NCBA: Concerns CME Group Changes Won't Fix Market Volatility

February 11, 2016 12:42 PM

The CME Group has proposed a number of recent changes in an effort to resolve instability seen in cattle markets. National Cattlemen’s Beef Association (NCBA) officials say the moves aren’t addressing the problem areas and more communication is needed between the organizations.

On Wednesday, CME Group announced a change in trading hours, a review of a live cattle market and the creation of a working group with NCBA.

There was no discussion between NCBA and CME Group in regards to the shortening of trade hours, says Colin Woodall, NCBA senior vice president of government affairs. The only mention of possible reductions in trade time for cattle markets was made during a committee meeting held at the Cattle Industry Convention in San Diego last month.
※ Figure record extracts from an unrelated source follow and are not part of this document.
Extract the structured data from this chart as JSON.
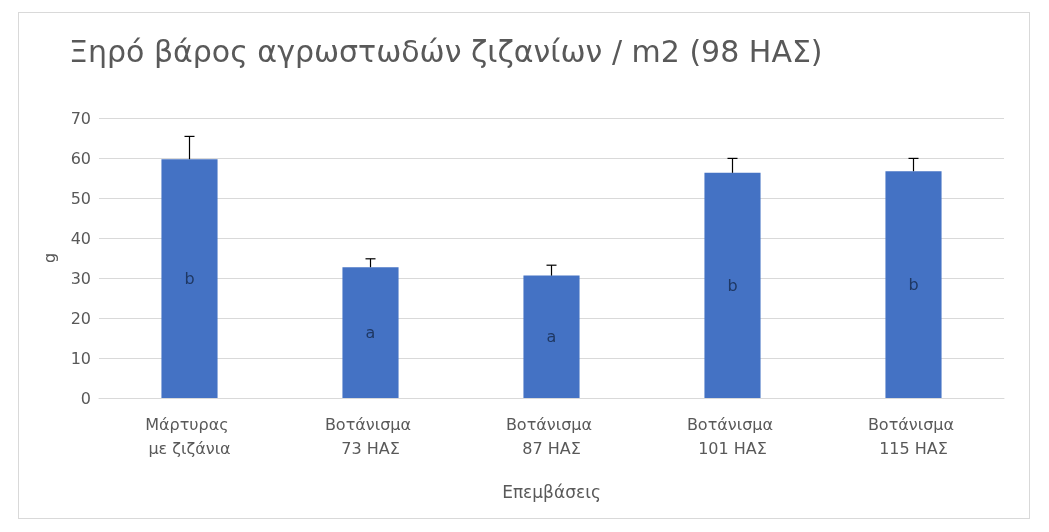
{
  "chart_data": {
    "type": "bar",
    "title": "Ξηρό βάρος αγρωστωδών ζιζανίων / m2 (98 ΗΑΣ)",
    "xlabel": "Επεμβάσεις",
    "ylabel": "g",
    "categories": [
      "Μάρτυρας με ζιζάνια",
      "Βοτάνισμα 73 ΗΑΣ",
      "Βοτάνισμα 87 ΗΑΣ",
      "Βοτάνισμα 101 ΗΑΣ",
      "Βοτάνισμα 115 ΗΑΣ"
    ],
    "values": [
      59.7,
      32.7,
      30.6,
      56.3,
      56.7
    ],
    "errors": [
      [
        59.7,
        65.4
      ],
      [
        32.7,
        34.8
      ],
      [
        30.6,
        33.2
      ],
      [
        56.3,
        59.9
      ],
      [
        56.7,
        59.9
      ]
    ],
    "color": "#4472c4",
    "ylim": [
      0,
      70
    ],
    "yticks": [
      0,
      10,
      20,
      30,
      40,
      50,
      60,
      70
    ],
    "grid": "y",
    "annotations": [
      "b",
      "a",
      "a",
      "b",
      "b"
    ]
  }
}
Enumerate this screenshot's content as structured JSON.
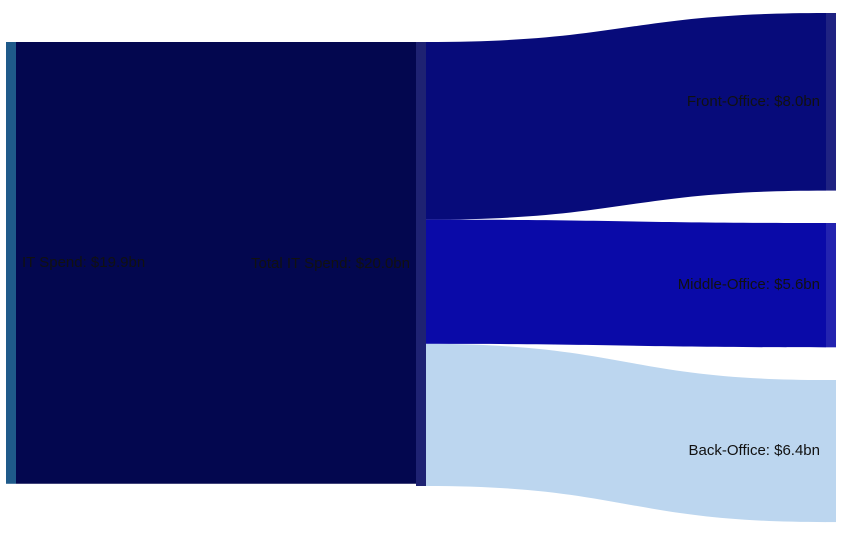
{
  "chart_data": {
    "type": "sankey",
    "nodes": [
      {
        "label": "IT Spend: $19.9bn",
        "color": "#1f5a8a"
      },
      {
        "label": "Total IT Spend: $20.0bn",
        "color": "#1e2272"
      },
      {
        "label": "Front-Office: $8.0bn",
        "color": "#1f2282"
      },
      {
        "label": "Middle-Office: $5.6bn",
        "color": "#2323b0"
      },
      {
        "label": "Back-Office: $6.4bn",
        "color": "#bcd6ef"
      }
    ],
    "links": [
      {
        "source": 0,
        "target": 1,
        "value": 19.9,
        "color": "#03074f"
      },
      {
        "source": 1,
        "target": 2,
        "value": 8.0,
        "color": "#070b7a"
      },
      {
        "source": 1,
        "target": 3,
        "value": 5.6,
        "color": "#0a0aa8"
      },
      {
        "source": 1,
        "target": 4,
        "value": 6.4,
        "color": "#bcd6ef"
      }
    ]
  }
}
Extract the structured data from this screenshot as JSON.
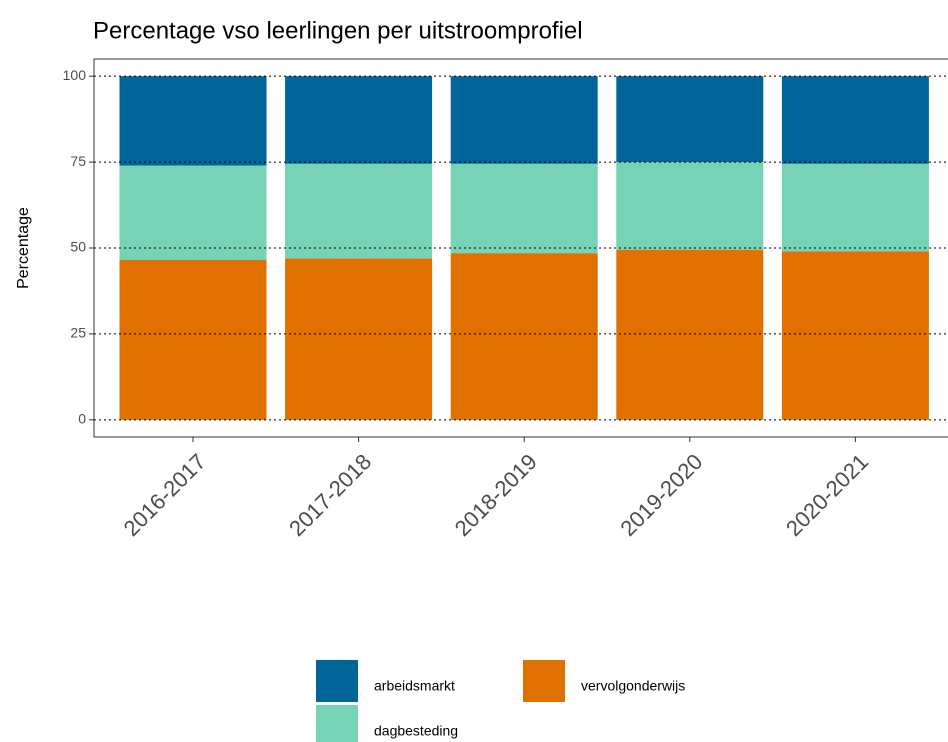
{
  "chart_data": {
    "type": "stacked-bar",
    "title": "Percentage vso leerlingen per uitstroomprofiel",
    "y_label": "Percentage",
    "categories": [
      "2016-2017",
      "2017-2018",
      "2018-2019",
      "2019-2020",
      "2020-2021"
    ],
    "series": [
      {
        "name": "vervolgonderwijs",
        "color": "#e07000",
        "values": [
          46.5,
          47,
          48.5,
          49.5,
          49
        ]
      },
      {
        "name": "dagbesteding",
        "color": "#76d3b6",
        "values": [
          27.5,
          27.5,
          26,
          25.5,
          25.5
        ]
      },
      {
        "name": "arbeidsmarkt",
        "color": "#006699",
        "values": [
          26,
          25.5,
          25.5,
          25,
          25.5
        ]
      }
    ],
    "ylim": [
      -5,
      105
    ],
    "yticks": [
      0,
      25,
      50,
      75,
      100
    ],
    "grid": true
  }
}
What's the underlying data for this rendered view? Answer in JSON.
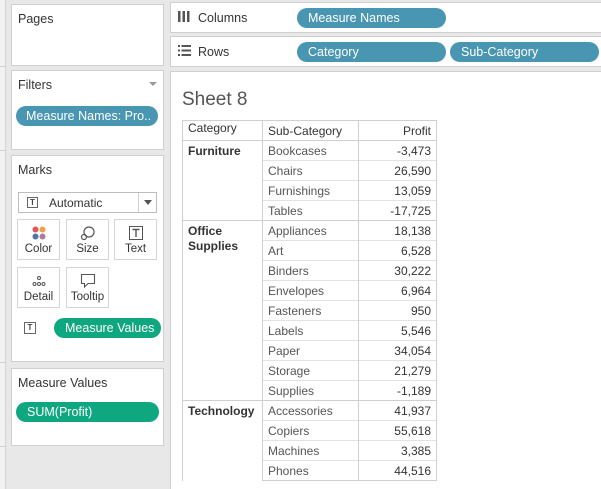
{
  "pages": {
    "title": "Pages"
  },
  "filters": {
    "title": "Filters",
    "pill": "Measure Names: Pro.."
  },
  "marks": {
    "title": "Marks",
    "mark_type": "Automatic",
    "buttons": [
      {
        "label": "Color",
        "icon": "color-dots-icon"
      },
      {
        "label": "Size",
        "icon": "size-icon"
      },
      {
        "label": "Text",
        "icon": "text-icon"
      },
      {
        "label": "Detail",
        "icon": "detail-dots-icon"
      },
      {
        "label": "Tooltip",
        "icon": "tooltip-icon"
      }
    ],
    "field_pill": "Measure Values"
  },
  "measure_values": {
    "title": "Measure Values",
    "pill": "SUM(Profit)"
  },
  "columns": {
    "label": "Columns",
    "pills": [
      "Measure Names"
    ]
  },
  "rows": {
    "label": "Rows",
    "pills": [
      "Category",
      "Sub-Category"
    ]
  },
  "sheet": {
    "title": "Sheet 8",
    "headers": {
      "category": "Category",
      "sub_category": "Sub-Category",
      "profit": "Profit"
    },
    "groups": [
      {
        "category": "Furniture",
        "rows": [
          {
            "sub": "Bookcases",
            "profit": "-3,473"
          },
          {
            "sub": "Chairs",
            "profit": "26,590"
          },
          {
            "sub": "Furnishings",
            "profit": "13,059"
          },
          {
            "sub": "Tables",
            "profit": "-17,725"
          }
        ]
      },
      {
        "category": "Office Supplies",
        "rows": [
          {
            "sub": "Appliances",
            "profit": "18,138"
          },
          {
            "sub": "Art",
            "profit": "6,528"
          },
          {
            "sub": "Binders",
            "profit": "30,222"
          },
          {
            "sub": "Envelopes",
            "profit": "6,964"
          },
          {
            "sub": "Fasteners",
            "profit": "950"
          },
          {
            "sub": "Labels",
            "profit": "5,546"
          },
          {
            "sub": "Paper",
            "profit": "34,054"
          },
          {
            "sub": "Storage",
            "profit": "21,279"
          },
          {
            "sub": "Supplies",
            "profit": "-1,189"
          }
        ]
      },
      {
        "category": "Technology",
        "rows": [
          {
            "sub": "Accessories",
            "profit": "41,937"
          },
          {
            "sub": "Copiers",
            "profit": "55,618"
          },
          {
            "sub": "Machines",
            "profit": "3,385"
          },
          {
            "sub": "Phones",
            "profit": "44,516"
          }
        ]
      }
    ]
  },
  "colors": {
    "dimension_pill": "#4996b2",
    "measure_pill": "#0fa77f"
  }
}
“Recently, the cattle markets have been susceptible to volatile limit price moves without corresponding market news,” Woodall says. “The result has been decreased confidence for cattlemen using the futures markets as a risk protection tool. This is not an issue for the government to address, but an issue the industry can resolve by working with CME.”


Beef Producers Ask for More Transparency from CME



NCBA members sent a letter to Terry Duffy, executive chairman and president of CME Group, on Jan. 13 detailing five concerns with cattle futures trading. Areas for possible resolutions included:

  1. Implementing messaging standards similar to other commodities
  2. Introducing latency (brief one second delays) in trade
  3. “Spoofing” by traders to manipulate markets
  4. The release of audit trail data for analysis
  5. Better reporting of trade violators and market misuse

NCBA would like to see those five concerns put as a priority by CME Group. Thus far messaging has been the only item addressed with CME Group implementing a messaging policy as of Feb. 1 to limit high-frequency trading.

“While CME has announced certain measures, the effect of automated trading remains unresolved,” Woodall says. “The market needs liquidity, but it must also serve the function of a meaningful risk management tool.”

During discussions at the Cattle Industry Convention cattlemen and CME Group management all agreed the dialogue needs to continue. A working group has been formed with the organizations, but it hasn’t been utilized in recent decisions made by CME Group, Woodall says.

No formal comments or input was made by NCBA members in regards to the shortening of trade hours or review of the Worthing, S.D. live cattle delivery point.

“We want to make sure the working group is being utilized to evaluate and get comments on any proposal,” Woodall adds.

NCBA officials are still trying to determine why a priority was set to make changes with trade hours and not addressing volatile cattle markets.

“The underlying issue is trying to mitigate volatility,” Woodall says.

In the fall of 2015, cattle futures saw wide swings in price in just 30 minutes to an hour. Rises and falls of $2/cwt were not uncommon when looking at days like Oct. 1. NCBA would like to know if the new messaging policy could have altered the market and if any other actions might create change in volatile markets.